Abdul Maqin Horas Djulius Rizki Wahyuniardi
Dengan menyimak data-data tersebut, dukungan Pemerintah Pusat kepada IKM TPT Nasional, khusunya di Jawa Barat memang telah lama dilakukan. Namun berdasarkan survei awal dan kegiatan FGD yang telah dilakukan, keberadaan program ini belum sepenuhnya diketahui oleh para stakeholder IKM TPT di Pusat Ekonomi Bandung. Hal tersebut terjadi karena sosialisasi yang dilakukan Pemerintah Pusat belum terkoordinasi dengan baik dengan Pihak Pemerintah Provinsi maupun Kota/Kabupaten Bandung dan Cimahi. Issue kedua yang diangkat adalah menurunnya dana restrukturisasi permesinan tekstil yang dilakukan oleh Ditjen IKM Kemenperin. Berdasarkan Petunjuk Teknis Program Restrukturisasi Mesin dan/atau Peralatan IKM 2012, program ini merupakan program pemberian stimulus potongan harga sebesar 35–40 % bagi IKM TPT yang akan melakukan investasi mesin dan/atau peralatannya. Stimulus sebesar 35% diberikan kepada IKM yang membeli mesin dan/atau peralatannya dari produsen luar negeri, sedangkan 40% diberikan kepada IKM yang membeli dari produsen dalam negeri. Untuk memperoleh dana stimlus tersebut, IKM yang berminat mengikuti program harus mengikuti seleksi secara ketat yang dilakukan oleh Konsultan Pengelola Program (KPP) yang ditunjuk oleh Ditjen IKM Kementerian Perindustrian.
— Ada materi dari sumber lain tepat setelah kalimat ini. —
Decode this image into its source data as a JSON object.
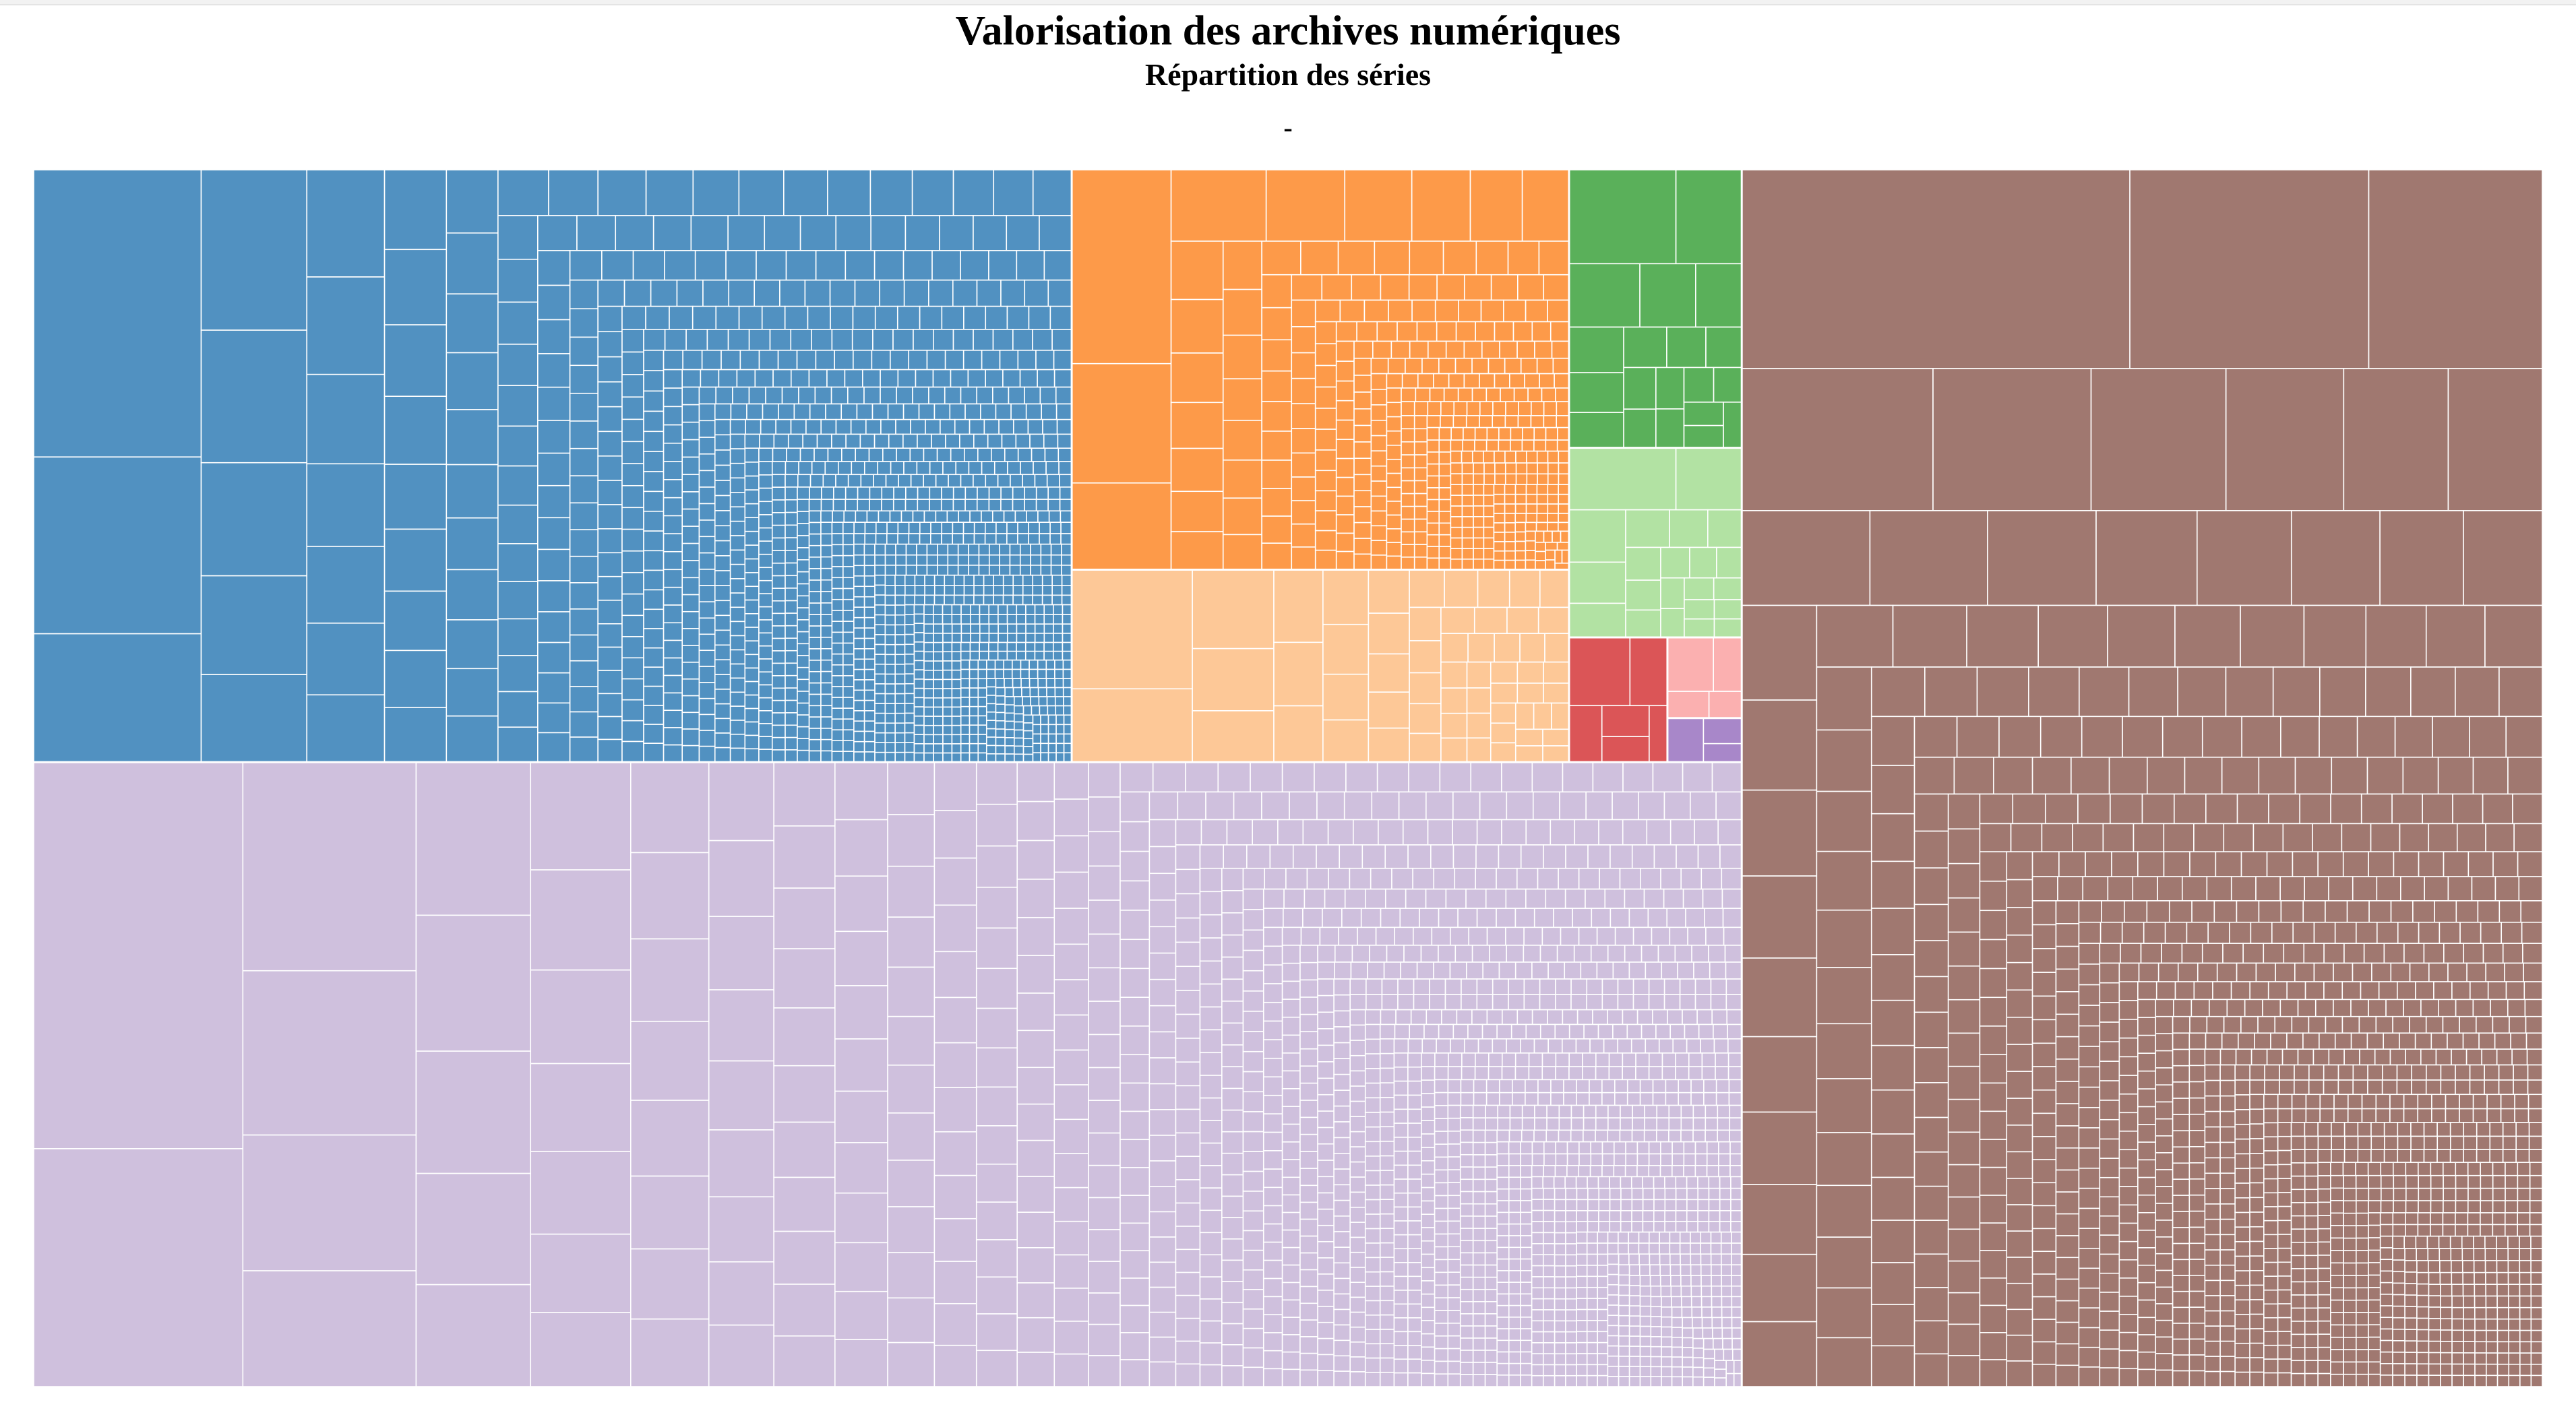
{
  "chart_data": {
    "type": "treemap",
    "title": "Valorisation des archives numériques",
    "subtitle": "Répartition des séries",
    "note": "-",
    "leaf_divider_color": "#ffffff",
    "groups": [
      {
        "id": "g1",
        "color": "#5191c1",
        "weight": 2254,
        "leaves": 1400
      },
      {
        "id": "g2",
        "color": "#fd9a49",
        "weight": 729,
        "leaves": 420
      },
      {
        "id": "g3",
        "color": "#fdc897",
        "weight": 351,
        "leaves": 60
      },
      {
        "id": "g4",
        "color": "#5ab05a",
        "weight": 176,
        "leaves": 20
      },
      {
        "id": "g5",
        "color": "#b2e2a3",
        "weight": 120,
        "leaves": 22
      },
      {
        "id": "g6",
        "color": "#db5557",
        "weight": 45,
        "leaves": 6
      },
      {
        "id": "g7",
        "color": "#fbb0b0",
        "weight": 22,
        "leaves": 4
      },
      {
        "id": "g8",
        "color": "#a887c9",
        "weight": 12,
        "leaves": 3
      },
      {
        "id": "g9",
        "color": "#cfc0dd",
        "weight": 3910,
        "leaves": 1700
      },
      {
        "id": "g10",
        "color": "#a07870",
        "weight": 3571,
        "leaves": 1300
      }
    ]
  }
}
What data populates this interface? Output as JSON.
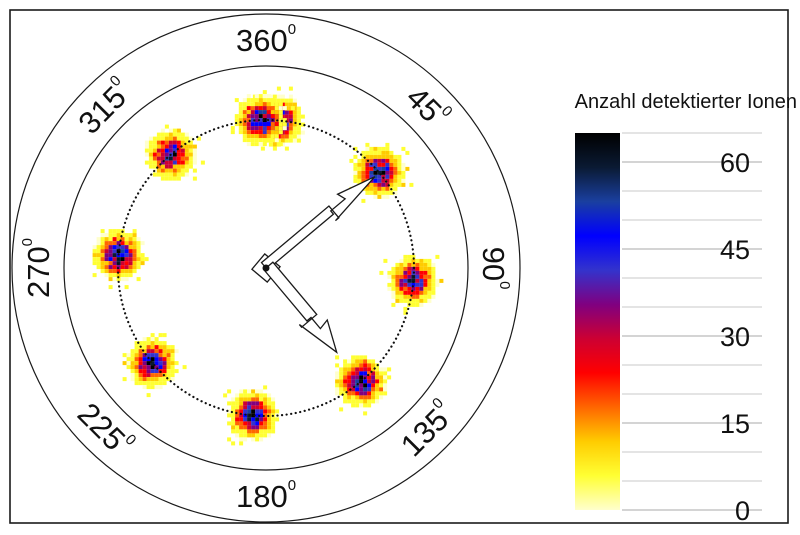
{
  "chart_data": {
    "type": "heatmap",
    "subtype": "polar-detector-image",
    "angle_labels": [
      {
        "value": "360",
        "unit": "0",
        "angle_deg": 0
      },
      {
        "value": "45",
        "unit": "0",
        "angle_deg": 45
      },
      {
        "value": "90",
        "unit": "0",
        "angle_deg": 90
      },
      {
        "value": "135",
        "unit": "0",
        "angle_deg": 135
      },
      {
        "value": "180",
        "unit": "0",
        "angle_deg": 180
      },
      {
        "value": "225",
        "unit": "0",
        "angle_deg": 225
      },
      {
        "value": "270",
        "unit": "0",
        "angle_deg": 270
      },
      {
        "value": "315",
        "unit": "0",
        "angle_deg": 315
      }
    ],
    "ion_clusters": [
      {
        "angle_deg": 5,
        "peak_counts": 60
      },
      {
        "angle_deg": 50,
        "peak_counts": 62
      },
      {
        "angle_deg": 95,
        "peak_counts": 55
      },
      {
        "angle_deg": 140,
        "peak_counts": 62
      },
      {
        "angle_deg": 185,
        "peak_counts": 60
      },
      {
        "angle_deg": 230,
        "peak_counts": 58
      },
      {
        "angle_deg": 275,
        "peak_counts": 60
      },
      {
        "angle_deg": 320,
        "peak_counts": 55
      },
      {
        "angle_deg": 358,
        "peak_counts": 58
      }
    ],
    "pointers": [
      {
        "name": "short",
        "angle_deg": 50
      },
      {
        "name": "long",
        "angle_deg": 140
      }
    ],
    "colorbar": {
      "title": "Anzahl detektierter Ionen",
      "min": 0,
      "max": 65,
      "ticks": [
        0,
        15,
        30,
        45,
        60
      ],
      "colors": [
        "#ffffcc",
        "#ffff33",
        "#ffcc00",
        "#ff6600",
        "#ff0000",
        "#cc0033",
        "#800080",
        "#3333cc",
        "#0000ff",
        "#1a3fa0",
        "#0a1a33",
        "#000000"
      ]
    }
  }
}
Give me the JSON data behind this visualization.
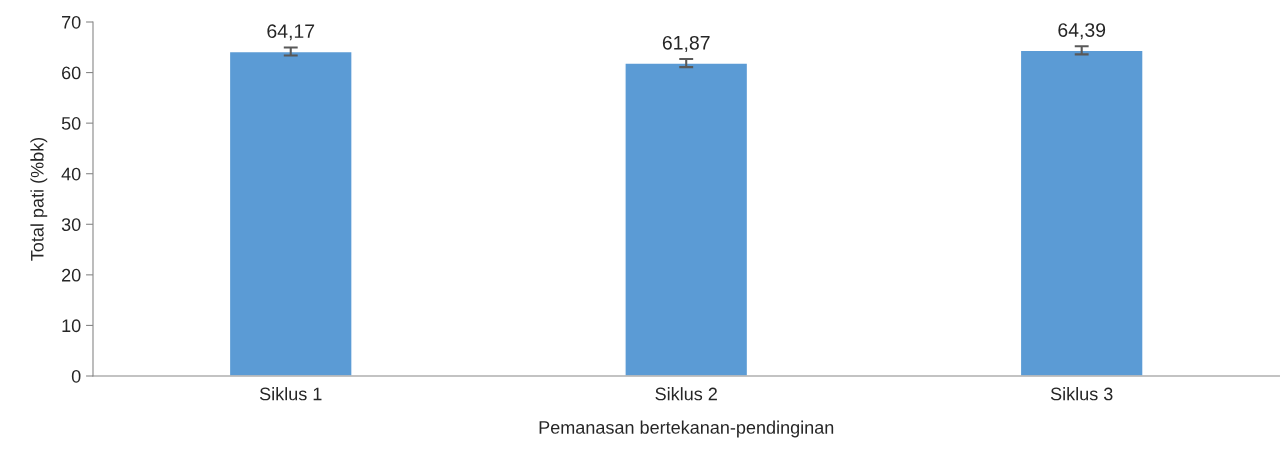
{
  "chart_data": {
    "type": "bar",
    "xlabel": "Pemanasan bertekanan-pendinginan",
    "ylabel": "Total pati (%bk)",
    "categories": [
      "Siklus 1",
      "Siklus 2",
      "Siklus 3"
    ],
    "values": [
      64.17,
      61.87,
      64.39
    ],
    "value_labels": [
      "64,17",
      "61,87",
      "64,39"
    ],
    "errors": [
      0.8,
      0.8,
      0.8
    ],
    "color": "#5b9bd5",
    "ylim": [
      0,
      70
    ],
    "yticks": [
      0,
      10,
      20,
      30,
      40,
      50,
      60,
      70
    ],
    "grid": false,
    "legend": false
  }
}
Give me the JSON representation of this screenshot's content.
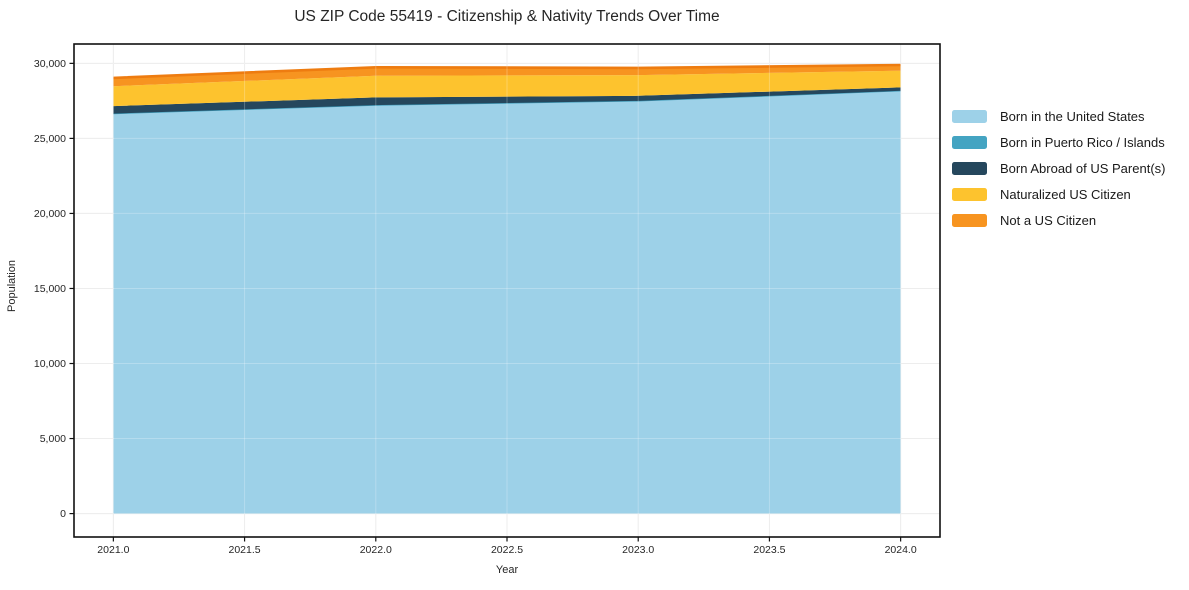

KPP berkewajiban melakukan sosialisasi, penerimaan dokumen persyaratan, penilaian hingga pemberian rekomendasi kepada Ditjen IKM Kementerian Perindustrian dalam menentukan IKM yang layak menerima dana stimulus tersebut. Kesiapan IKM dalam mengikuti program ini cukup banyak. Tercatat dalam Petunjuk Teknis Program Restrukturisasi Mesin dan/atau Peralatan IKM 2012, terdapat persyaratan mengenai Legalitas Usaha, Proposal Kelayakan Usaha (PKU) dan berbagai macam kesiapan dokumen terkait dengan kesiapan finansial dari IKM peserta, terkait dengan keuangan IKM secara mandiri maupun dukungan lembaga keuangan yang berada di belakangnya. Belum lagi dipersyaratkan bahwa investasi mesin dan/atau peralatan telah dilakukan terlebih dahulu oleh IKM hingga tanggal 31 Oktober 2012 yang mengartikan bahwa IKM telah melakukan investasi terlebih dahulu. Tentunya hal ini mengharuskan IKM betul-betul siap secara finansial. Terdapat persepsi di kalangan masyarakat bahwa sektor perbankan enggan memberikan pinjaman kepada industri yang dikenal dengan istilah “sunset industries” yaitu industri tekstil, garmen, dan indsutri sepatu. Aketiga jenis industri tersebut dianggap oleh sebagian besar pihak perbankan sebagai industri yang kurang menguntungkan dan oleh karena itu akses kredit untuk industri tersebut menjadi sulit (Negara, 2009).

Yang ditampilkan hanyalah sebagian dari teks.